Receive an email when new articles are published on

Please enter your email address to receive an email when new articles are published on . “data-action =” subscribe “> subscribe

We could not process your request. Please try again later. If this problem persists, please contact [email protected].

Back to Healio

According to data published in JAMA Network Open, colchicine fails to significantly reduce mechanical ventilation or 28-day mortality in hospitalized patients with COVID-19 pneumonia compared to usual care.

“Colchicine is a relatively safe and inexpensive anti-inflammatory drug in most parts of the world that doctors everywhere are familiar with.” Deepak L. Bhatt, MD, MPH, FACC, FAHA, FSCAI, FESC, of Brigham and Women’s Hospital and Harvard Medical School in Boston, across from Healio. “These properties of colchicine led to this study of patients hospitalized with COVID-19. If it had been positive, it would have been an easy therapy for COVID to implement.”

RH0122Diaz_Graphic_01

According to data from Diaz R, et al. Colchicine may not significantly reduce mechanical ventilation or 28-day mortality in hospitalized patients with COVID-19 pneumonia compared to usual care. JAMA network open. 2021;doi:10.1001/jamanetworkopen.2021.41328.

To analyze the efficacy of colchicine in hospitalized patients with COVID-19 pneumonia, Bhatt and colleagues conducted the COLOCOVID study, a multi-center, open-label, randomized clinical trial. A total of 1,279 adults hospitalized with confirmed or suspected COVID-19 — with severe acute respiratory syndrome characterized by shortness of breath or typical or atypical pneumonia on imaging or oxygen desaturation — were randomized 1:1 to receive usual care or usual care plus colchicine to get .

Patients with clear indications or contraindications for colchicine, chronic kidney disease, or a negative reverse transcriptase polymerase chain reaction test for COVID-19 prior to randomization were excluded. A total of 639 patients were assigned to the usual treatment group, while 640 patients received colchicine. Corticosteroids were used in 1,171 participants, or 91.5% of the total study population.

Bhatt_Deepak_2022

Deepak L. Bhatt

Colchicine was administered orally in a 1.5 mg loading dose immediately after randomization, followed by a 0.5 mg dose within 2 hours of the initial dose and additional 0.5 mg doses twice daily for 14 days or discharge . The study was conducted from April 17, 2020 to March 28, 2021. Participants were followed for 28 days, with analysis conducted from June 20, 2021 to July 25, 2021 for 28 days, with death at 28 days serving as the second co-primary outcome.

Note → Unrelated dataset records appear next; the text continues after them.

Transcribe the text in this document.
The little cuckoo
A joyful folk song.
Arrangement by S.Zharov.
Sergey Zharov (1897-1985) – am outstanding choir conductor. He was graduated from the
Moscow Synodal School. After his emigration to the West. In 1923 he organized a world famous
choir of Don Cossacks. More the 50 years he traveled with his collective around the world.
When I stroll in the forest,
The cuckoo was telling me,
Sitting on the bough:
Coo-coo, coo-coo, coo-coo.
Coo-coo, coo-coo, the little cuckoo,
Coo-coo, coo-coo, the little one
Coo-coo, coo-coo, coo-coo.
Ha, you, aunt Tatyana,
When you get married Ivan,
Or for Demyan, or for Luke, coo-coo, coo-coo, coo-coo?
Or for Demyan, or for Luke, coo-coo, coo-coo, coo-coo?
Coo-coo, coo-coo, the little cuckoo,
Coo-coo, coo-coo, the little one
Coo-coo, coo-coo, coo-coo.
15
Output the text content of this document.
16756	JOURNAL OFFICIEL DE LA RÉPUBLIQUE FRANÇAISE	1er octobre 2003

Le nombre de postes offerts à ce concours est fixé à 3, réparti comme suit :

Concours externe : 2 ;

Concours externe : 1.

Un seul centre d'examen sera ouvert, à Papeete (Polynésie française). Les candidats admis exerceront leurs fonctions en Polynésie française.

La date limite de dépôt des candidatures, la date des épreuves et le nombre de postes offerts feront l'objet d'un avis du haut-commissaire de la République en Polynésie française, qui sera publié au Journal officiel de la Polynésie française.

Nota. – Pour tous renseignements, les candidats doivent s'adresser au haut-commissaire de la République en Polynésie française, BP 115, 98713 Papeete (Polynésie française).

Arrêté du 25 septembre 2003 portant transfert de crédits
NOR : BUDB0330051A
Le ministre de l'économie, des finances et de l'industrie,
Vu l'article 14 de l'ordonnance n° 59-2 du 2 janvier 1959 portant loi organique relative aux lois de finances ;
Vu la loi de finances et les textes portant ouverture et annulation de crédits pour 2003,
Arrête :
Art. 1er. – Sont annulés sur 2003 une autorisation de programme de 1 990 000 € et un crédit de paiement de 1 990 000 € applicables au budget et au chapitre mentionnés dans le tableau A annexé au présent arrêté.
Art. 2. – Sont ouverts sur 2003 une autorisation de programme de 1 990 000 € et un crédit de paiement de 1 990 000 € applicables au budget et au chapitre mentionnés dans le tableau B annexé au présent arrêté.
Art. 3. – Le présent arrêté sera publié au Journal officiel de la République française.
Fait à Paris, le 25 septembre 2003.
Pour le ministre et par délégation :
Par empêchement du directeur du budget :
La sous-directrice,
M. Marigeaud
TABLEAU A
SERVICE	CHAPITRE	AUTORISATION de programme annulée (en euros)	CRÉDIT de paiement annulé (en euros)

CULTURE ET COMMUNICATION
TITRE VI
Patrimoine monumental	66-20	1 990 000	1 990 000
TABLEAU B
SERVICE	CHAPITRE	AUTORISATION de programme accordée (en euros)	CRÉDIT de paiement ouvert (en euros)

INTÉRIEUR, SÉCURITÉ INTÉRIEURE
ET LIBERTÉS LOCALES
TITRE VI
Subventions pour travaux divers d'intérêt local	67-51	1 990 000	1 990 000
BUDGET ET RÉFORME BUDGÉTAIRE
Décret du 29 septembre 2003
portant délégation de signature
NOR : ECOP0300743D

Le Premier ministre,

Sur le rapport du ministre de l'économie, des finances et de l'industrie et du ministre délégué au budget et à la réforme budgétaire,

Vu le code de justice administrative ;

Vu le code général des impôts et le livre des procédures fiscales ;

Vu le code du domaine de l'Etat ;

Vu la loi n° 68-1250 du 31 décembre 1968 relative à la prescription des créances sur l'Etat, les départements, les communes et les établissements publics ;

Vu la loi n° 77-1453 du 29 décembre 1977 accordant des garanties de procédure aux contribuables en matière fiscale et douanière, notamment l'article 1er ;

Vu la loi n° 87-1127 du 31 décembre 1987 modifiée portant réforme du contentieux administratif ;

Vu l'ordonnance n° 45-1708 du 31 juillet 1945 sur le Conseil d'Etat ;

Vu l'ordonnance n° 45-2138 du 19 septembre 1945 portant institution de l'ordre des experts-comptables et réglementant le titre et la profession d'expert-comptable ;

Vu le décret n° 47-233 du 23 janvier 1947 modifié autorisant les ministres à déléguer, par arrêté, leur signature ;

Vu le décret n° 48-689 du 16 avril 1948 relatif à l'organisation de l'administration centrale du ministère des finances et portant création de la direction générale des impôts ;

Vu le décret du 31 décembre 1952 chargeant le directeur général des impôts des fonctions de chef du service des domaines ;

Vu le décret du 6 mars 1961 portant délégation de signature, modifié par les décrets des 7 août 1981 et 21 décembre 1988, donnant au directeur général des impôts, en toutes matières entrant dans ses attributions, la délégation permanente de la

According to the researchers, 25% of patients in the colchicine group experienced mechanical ventilation or 28-day death compared with 28.8% in the usual care group (HR=0.83; 95% CI, 0.67-1.02). Meanwhile, the second co-primary outcome, death at 28 days, occurred in 20.5% of those receiving colchicine compared with 22.2% of those receiving usual care (HR = 0.88; 95% CI, 0. 7-1:12). Diarrhea was the most common side effect of colchicine, reported in 11.3% of patients in the group.

“The data from this study do not show a significant benefit of colchicine in COVID-19 patients, and the drug should not be used for this purpose at this time without further larger, definitive randomized trials showing a clear benefit,” Bhatt said .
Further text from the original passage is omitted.